Resultado? Conseguiu 10 votos a favor – 4 da AD, 3 do PS e 3 da CDU – e 3 votos contra por parte do Chega.
No final da Assembleia de instalação dos novos eleitos, o Chega não escondeu a indignação.
“A AD deu uma ajudinha no regimento ao PS, na Câmara. Juntou-se à CDU na União das Freguesias de Viana e Meadela, com uma jogadinha por trás… Mas a maior facada que os eleitores receberam foi aqui em Darque“, começou por dizer ao VIANA AO MINUTO.
“Os eleitores votaram, maioritariamente, à direita, ou supostamente à direita, porque pensariam que a AD é de direita, mas a AD veste a pele de cordeiro e, na altura de ganhar os votos, viraram-se para a esquerda“, lamentou, acusando a AD de traição.
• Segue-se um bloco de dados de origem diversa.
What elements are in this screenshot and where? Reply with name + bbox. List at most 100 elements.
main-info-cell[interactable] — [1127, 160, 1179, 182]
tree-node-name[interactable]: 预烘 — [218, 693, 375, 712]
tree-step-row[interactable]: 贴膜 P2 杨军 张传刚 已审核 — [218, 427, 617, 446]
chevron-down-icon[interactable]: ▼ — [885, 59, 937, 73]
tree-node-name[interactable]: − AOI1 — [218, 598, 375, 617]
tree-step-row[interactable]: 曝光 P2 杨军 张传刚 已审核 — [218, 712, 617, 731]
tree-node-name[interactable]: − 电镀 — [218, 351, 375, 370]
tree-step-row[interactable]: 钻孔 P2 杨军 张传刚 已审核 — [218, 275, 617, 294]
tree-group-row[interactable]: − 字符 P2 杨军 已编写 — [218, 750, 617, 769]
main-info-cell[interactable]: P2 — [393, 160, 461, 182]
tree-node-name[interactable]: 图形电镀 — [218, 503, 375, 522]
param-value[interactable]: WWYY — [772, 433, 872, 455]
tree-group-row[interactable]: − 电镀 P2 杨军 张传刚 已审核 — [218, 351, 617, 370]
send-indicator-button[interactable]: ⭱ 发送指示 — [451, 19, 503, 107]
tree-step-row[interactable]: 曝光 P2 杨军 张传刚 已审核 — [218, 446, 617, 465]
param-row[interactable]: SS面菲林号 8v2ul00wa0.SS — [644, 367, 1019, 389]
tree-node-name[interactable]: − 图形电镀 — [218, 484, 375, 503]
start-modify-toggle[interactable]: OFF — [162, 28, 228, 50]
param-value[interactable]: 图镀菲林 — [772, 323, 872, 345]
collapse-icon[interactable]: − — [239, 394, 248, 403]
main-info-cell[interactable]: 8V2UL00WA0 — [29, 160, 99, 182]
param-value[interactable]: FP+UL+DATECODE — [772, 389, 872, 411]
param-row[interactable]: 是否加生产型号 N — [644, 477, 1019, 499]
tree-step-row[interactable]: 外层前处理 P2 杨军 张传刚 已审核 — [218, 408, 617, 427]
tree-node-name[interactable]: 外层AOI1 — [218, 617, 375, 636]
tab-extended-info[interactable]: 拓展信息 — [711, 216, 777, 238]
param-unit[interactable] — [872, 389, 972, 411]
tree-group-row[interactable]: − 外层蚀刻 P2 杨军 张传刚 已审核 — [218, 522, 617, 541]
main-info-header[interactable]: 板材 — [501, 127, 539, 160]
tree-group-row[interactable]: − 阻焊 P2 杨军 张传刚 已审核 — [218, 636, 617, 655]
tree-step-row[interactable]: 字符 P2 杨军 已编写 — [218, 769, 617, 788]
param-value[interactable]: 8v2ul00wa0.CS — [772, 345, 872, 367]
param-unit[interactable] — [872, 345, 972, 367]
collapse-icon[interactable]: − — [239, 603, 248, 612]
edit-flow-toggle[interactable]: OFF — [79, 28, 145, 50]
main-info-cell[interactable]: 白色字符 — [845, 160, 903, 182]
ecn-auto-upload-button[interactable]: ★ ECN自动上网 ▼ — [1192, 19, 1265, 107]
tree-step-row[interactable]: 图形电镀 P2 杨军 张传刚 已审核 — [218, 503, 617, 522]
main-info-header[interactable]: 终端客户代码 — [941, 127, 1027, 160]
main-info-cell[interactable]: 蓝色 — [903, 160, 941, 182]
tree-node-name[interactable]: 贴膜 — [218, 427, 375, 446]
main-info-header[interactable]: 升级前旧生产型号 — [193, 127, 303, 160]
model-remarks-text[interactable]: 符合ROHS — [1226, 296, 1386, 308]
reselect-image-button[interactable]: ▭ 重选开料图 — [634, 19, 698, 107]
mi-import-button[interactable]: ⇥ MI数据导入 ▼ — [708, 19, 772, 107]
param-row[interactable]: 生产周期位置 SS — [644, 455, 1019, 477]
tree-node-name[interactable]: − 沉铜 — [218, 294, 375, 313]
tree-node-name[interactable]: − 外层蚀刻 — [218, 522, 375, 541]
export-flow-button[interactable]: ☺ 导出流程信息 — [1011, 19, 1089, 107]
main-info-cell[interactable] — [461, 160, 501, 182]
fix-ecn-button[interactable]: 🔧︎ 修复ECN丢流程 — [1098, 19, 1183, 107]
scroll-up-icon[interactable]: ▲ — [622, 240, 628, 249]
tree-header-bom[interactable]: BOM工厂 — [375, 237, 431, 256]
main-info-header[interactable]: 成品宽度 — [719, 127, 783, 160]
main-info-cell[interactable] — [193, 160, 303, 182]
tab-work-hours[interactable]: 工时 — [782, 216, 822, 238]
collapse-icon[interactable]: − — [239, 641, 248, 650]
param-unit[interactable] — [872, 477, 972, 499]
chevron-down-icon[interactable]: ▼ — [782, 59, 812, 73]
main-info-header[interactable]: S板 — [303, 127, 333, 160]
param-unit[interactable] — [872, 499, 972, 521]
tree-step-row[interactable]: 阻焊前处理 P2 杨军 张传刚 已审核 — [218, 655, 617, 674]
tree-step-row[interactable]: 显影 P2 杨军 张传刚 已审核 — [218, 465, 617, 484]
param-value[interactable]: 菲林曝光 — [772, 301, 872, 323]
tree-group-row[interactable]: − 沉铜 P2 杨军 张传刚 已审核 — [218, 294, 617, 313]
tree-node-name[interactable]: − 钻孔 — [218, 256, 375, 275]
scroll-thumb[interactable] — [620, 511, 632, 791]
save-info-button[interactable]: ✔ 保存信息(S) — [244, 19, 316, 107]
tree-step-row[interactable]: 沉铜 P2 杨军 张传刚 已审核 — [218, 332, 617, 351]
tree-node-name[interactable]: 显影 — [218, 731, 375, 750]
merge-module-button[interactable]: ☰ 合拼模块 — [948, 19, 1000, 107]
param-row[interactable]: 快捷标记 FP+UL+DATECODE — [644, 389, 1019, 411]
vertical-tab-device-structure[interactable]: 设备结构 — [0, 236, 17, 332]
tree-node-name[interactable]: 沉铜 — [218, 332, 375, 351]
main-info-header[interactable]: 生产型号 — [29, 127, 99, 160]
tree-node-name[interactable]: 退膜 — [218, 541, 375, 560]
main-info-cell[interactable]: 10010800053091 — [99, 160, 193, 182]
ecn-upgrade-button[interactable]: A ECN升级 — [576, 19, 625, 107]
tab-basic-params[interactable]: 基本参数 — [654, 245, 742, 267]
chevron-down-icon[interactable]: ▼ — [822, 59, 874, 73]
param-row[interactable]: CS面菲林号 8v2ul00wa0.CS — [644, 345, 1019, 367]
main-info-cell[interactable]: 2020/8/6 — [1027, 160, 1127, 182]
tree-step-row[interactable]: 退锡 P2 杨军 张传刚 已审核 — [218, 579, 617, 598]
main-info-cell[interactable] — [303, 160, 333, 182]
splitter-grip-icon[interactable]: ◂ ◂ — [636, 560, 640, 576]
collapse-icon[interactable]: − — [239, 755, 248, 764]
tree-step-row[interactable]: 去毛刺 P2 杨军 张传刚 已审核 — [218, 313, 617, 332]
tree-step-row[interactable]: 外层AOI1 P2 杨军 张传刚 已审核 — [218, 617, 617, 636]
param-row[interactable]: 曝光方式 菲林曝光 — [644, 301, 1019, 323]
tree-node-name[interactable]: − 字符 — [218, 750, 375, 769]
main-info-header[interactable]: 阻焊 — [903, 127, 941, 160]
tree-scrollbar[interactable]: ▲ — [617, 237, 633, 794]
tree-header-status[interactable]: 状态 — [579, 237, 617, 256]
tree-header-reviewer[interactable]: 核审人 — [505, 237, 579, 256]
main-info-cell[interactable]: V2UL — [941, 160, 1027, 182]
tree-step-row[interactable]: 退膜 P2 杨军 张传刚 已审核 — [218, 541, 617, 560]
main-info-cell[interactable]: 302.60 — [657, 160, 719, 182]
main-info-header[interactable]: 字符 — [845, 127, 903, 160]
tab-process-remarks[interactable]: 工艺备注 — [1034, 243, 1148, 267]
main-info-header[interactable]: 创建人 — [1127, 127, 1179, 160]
Fonte do Chega reforçou ainda que, tendo em conta o tipo de ideologia política, o que faria sentido era um acordo com este partido, e não com a esquerda, já que seria suficiente para obter a maioria.
“De certeza que eles sabem fazer contas. Quatro dos deles, mais três dos nossos, dá sete. Tinham maioria aqui. Sabiam disso. E eram votos à direita. Mas o que fizeram foi trair os darquenses“, sustentou.
Paulo Taborda, novo presidente da Junta de Freguesia de Darque, já reagiu às declarações do Chega.
Ao VIANA AO MINUTO, o autarca assegurou que, numa primeira instância, questionou todas as forças da oposição se estariam disponíveis para negociar e que, depois, obedeceu “à hierarquia dos votos“. Ou seja, falou primeiro com o PS, segunda força mais votada, não tendo obtido acordo. De seguida, passou para a CDU, terceira força mais votada.
“Como fechámos acordo com a CDU, não precisámos de passar para o Chega“, esclareceu, sem querer alimentar polémicas.
Paulo Taborda foi eleito presidente de Junta pela AD, com 26,46%, um total de 1079 votos (4 mandatos).
Teve mais seis votos do que o Partido Socialista, que se fixou nos 26,31% (3 mandatos).
O PCP registou 23,37%, com um total de 953 votos (3 mandatos), e o Chega alcançou 20,13%, com um total de 821 votos (3 mandatos).